Sunday, November 05, 2006

This Week's News: Youth in Transition

Foundation's small-schools experiment has yet to yield big results
Seattle Times
5 November 2006
Most Washington schools awarded grants to help downsize into smaller units haven't carried through. But a few are coming close to achieving what the foundation first envisioned as a way to improve high-school education. The Gates Foundation says it thinks most of its grantees have made good progress, with more low-income students in challenging classes and on a college track.

High college costs sacrificing students' dreams, study finds
Chicago Tribune
30 October 2006
Sharp tuition increases are forcing more lower-income students to trade their dream college for less expensive universities or community colleges, or are keeping some out of school entirely, according to a study released on Monday.

Nearly 95,000 students homeless in state
Oroville Mercury-Register
31 October 2006
Thousands of California school children each year find themselves living in shelters, motels, cars, with family or friends, and even on the street because they don't have a permanent home.
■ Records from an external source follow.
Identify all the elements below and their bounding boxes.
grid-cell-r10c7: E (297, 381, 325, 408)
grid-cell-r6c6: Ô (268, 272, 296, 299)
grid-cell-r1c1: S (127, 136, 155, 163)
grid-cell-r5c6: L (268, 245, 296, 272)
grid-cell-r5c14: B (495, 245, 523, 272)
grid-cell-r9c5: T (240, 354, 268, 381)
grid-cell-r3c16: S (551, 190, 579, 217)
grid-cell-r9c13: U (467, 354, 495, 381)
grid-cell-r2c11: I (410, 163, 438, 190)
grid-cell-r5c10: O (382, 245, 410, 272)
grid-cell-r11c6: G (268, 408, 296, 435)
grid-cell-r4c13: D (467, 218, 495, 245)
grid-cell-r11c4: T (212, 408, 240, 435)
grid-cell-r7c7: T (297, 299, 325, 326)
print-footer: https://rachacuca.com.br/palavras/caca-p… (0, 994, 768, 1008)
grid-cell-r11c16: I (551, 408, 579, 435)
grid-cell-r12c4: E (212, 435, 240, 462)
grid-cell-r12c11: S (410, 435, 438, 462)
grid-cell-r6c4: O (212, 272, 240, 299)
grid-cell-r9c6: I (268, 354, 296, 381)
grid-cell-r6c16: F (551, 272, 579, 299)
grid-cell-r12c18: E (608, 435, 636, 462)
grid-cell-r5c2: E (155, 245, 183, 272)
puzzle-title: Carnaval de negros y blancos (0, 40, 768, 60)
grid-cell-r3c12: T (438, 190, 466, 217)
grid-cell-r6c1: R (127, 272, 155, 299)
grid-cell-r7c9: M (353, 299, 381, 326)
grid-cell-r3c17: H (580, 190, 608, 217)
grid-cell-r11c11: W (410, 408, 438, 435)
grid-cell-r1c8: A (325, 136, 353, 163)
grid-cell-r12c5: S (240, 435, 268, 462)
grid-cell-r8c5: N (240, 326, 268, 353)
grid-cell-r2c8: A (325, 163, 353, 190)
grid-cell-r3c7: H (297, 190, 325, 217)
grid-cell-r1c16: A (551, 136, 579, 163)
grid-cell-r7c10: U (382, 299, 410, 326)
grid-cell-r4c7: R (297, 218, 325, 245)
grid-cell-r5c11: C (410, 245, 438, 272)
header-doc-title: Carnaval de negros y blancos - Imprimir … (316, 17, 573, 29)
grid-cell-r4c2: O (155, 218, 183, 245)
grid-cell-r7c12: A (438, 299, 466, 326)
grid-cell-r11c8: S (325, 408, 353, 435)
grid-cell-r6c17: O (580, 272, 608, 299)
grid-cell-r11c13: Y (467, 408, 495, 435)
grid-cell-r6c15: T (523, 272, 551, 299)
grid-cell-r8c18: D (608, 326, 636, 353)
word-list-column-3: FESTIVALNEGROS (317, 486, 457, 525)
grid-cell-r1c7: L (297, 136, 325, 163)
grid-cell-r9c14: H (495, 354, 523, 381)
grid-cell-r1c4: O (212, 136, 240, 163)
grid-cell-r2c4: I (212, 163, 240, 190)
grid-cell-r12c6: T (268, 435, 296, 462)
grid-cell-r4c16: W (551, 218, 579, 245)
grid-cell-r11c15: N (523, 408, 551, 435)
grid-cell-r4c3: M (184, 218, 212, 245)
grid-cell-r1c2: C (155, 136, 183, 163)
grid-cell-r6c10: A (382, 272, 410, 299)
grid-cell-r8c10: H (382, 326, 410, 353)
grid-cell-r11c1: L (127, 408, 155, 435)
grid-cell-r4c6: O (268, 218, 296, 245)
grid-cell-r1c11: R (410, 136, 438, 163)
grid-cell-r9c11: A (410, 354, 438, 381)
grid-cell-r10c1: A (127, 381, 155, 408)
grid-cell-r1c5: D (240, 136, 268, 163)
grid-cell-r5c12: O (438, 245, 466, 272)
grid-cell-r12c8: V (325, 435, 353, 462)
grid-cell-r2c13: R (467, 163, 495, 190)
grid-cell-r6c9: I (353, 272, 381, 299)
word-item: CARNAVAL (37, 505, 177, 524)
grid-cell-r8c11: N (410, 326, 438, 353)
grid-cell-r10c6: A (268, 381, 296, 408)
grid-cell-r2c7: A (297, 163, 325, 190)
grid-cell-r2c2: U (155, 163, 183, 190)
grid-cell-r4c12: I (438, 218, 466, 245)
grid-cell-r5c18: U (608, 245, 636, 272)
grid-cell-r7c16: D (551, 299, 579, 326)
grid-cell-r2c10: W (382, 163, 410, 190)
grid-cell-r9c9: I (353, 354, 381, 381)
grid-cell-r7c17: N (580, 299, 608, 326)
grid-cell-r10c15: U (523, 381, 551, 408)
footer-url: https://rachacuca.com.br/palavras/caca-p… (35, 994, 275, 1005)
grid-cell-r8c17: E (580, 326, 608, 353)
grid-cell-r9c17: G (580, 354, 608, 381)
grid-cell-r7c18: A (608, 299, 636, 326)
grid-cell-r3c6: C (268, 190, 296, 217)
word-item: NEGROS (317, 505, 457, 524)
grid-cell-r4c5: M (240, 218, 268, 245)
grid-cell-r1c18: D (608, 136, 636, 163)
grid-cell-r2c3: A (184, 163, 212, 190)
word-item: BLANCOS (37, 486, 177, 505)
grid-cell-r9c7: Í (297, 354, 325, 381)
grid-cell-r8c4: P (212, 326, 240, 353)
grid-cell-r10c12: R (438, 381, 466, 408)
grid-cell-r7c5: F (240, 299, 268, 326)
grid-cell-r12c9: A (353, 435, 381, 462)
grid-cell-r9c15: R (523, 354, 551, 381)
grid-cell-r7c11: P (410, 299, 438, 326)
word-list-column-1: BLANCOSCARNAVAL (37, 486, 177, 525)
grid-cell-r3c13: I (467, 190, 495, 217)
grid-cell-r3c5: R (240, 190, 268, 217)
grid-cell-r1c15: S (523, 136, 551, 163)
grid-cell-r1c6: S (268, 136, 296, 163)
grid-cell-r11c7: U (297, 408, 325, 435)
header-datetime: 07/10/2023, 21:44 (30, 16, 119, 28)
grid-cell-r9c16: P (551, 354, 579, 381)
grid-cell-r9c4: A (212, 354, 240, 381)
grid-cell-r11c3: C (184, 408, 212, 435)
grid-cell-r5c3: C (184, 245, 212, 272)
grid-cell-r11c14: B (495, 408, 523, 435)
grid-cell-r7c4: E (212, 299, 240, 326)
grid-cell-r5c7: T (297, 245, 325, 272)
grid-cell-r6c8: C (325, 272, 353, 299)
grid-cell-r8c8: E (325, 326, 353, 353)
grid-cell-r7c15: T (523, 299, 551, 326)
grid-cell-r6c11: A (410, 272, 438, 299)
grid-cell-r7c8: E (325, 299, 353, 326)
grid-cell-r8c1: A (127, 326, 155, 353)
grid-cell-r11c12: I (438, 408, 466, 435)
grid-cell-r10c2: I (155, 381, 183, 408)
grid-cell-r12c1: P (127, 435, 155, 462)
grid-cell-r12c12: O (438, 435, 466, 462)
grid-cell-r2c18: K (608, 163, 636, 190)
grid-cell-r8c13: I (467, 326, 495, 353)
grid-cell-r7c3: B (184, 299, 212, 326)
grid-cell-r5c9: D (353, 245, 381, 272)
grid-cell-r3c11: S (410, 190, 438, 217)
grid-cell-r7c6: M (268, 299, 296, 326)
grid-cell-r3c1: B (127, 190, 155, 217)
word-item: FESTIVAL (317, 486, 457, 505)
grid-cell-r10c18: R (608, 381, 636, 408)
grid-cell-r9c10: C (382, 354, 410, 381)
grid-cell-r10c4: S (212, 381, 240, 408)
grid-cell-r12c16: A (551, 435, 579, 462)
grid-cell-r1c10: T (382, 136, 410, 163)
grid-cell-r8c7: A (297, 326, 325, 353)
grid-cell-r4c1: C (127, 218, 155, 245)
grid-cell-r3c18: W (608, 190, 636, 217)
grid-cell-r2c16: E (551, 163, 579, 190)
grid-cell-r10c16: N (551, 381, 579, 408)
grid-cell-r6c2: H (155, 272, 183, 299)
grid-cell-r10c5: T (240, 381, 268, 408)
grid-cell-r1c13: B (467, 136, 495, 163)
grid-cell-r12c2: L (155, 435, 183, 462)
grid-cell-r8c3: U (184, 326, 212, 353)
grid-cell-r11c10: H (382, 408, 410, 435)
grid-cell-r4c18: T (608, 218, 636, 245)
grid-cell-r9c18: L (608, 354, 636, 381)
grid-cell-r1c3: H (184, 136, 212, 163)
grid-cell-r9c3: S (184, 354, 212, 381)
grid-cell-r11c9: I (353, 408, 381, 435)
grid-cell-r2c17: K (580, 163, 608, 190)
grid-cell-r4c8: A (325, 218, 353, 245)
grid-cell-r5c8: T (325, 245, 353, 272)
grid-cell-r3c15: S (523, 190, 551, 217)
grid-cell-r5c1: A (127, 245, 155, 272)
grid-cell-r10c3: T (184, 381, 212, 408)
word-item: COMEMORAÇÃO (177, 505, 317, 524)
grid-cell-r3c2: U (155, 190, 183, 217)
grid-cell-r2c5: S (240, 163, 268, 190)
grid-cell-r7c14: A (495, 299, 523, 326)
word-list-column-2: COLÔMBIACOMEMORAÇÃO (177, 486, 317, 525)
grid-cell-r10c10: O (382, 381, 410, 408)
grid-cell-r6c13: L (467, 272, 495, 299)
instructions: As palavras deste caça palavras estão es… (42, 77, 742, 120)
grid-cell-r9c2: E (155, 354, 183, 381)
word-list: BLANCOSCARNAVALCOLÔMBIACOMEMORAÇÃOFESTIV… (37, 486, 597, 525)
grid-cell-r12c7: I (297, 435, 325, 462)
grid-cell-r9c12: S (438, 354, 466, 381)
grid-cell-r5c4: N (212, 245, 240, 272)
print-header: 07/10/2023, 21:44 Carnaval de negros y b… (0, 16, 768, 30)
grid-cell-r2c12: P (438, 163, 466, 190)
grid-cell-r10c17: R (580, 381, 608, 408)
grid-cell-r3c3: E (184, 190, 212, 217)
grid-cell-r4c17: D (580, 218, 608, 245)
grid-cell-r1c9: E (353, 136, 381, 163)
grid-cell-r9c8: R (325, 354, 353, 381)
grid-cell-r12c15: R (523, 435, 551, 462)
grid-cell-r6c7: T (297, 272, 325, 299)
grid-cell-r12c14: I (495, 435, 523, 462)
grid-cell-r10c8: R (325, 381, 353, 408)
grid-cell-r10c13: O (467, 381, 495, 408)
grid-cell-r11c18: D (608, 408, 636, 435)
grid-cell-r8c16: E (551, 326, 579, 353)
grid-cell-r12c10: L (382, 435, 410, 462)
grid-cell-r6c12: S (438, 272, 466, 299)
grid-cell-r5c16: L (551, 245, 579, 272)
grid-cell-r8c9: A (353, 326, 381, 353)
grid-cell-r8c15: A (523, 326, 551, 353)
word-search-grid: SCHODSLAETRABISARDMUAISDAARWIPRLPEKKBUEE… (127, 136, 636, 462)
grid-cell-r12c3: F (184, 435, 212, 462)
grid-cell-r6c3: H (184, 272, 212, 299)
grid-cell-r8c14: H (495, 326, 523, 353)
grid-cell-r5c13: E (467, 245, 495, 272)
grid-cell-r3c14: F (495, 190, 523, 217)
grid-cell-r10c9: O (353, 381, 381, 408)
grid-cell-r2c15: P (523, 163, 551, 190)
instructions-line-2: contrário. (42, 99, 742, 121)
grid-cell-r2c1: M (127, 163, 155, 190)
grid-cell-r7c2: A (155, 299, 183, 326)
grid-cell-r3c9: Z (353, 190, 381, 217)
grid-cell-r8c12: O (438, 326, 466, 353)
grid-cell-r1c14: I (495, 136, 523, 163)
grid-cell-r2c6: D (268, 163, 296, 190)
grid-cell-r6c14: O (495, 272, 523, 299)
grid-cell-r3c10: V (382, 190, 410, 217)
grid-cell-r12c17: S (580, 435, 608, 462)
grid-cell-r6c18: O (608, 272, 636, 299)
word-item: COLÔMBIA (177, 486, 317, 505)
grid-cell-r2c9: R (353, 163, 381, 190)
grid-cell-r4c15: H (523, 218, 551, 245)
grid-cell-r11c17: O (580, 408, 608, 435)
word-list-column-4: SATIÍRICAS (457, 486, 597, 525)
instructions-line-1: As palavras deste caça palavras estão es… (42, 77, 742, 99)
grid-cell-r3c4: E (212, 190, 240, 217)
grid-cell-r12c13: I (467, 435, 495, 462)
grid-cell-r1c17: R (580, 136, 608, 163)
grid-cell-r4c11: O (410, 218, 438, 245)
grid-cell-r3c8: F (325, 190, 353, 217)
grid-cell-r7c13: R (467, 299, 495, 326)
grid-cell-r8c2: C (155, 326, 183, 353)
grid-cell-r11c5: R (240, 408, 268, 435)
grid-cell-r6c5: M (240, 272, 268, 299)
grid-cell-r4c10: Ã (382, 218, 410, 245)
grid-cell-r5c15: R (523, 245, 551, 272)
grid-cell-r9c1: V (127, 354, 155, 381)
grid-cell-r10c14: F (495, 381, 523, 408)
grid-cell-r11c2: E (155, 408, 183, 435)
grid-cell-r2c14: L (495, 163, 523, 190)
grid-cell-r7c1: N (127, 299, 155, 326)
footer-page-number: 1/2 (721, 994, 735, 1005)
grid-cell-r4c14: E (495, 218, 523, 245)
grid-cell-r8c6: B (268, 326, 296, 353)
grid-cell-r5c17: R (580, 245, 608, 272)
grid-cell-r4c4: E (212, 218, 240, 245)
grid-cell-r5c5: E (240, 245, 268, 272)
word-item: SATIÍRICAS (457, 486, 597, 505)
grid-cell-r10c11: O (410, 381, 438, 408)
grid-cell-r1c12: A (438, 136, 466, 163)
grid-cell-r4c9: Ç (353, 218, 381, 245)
The state Senate Transportation and Housing Committee released its own report Monday with preliminary homeless figures from the 2005-06 school year. They found close to 95,000 school-aged children were homeless last year and two-thirds of them in elementary school.

Juvenile Justice
'Bad girl' statistics get worse

Daily News
31 October 2006
More city schoolgirls are landing in juvenile detention now than a decade ago-while crime among boys is dropping, a new report reveals. Last year, 1,037 girls younger than 16 entered city detention facilities, up from 772 in 1992, according to the report by the Citizens' Committee for Children. Experts blame the spike among girls on many things, from increases in family violence and female aggression to violent images in the media.

Foster Care
Disabled foster kids to get special care
Miami Herald
2 November 2006
After a long wait, hundred of Florida foster children are supposed to received care for their developmental disabilities, but a Miami-Dade judge wants to know when. The long battle of 333 Florida foster child with special needs to obtain needed care from the state appears to be over, as state officials say they have found millions of dollars to help the kids.

Teen Court Days
Gotham Gazette
1 November 2006
More and more people agree that teens should have more of a voice in their own cases. A study last year by the Pew Commission on Children in Foster Care found that surprisingly few teens participated in court proceedings. It recommended that courts find ways to include teens in the decision-making on their own cases. At New York's Youth Summit, recently held at Fordham University, many teens in foster care explain why it has been difficult for them to do so.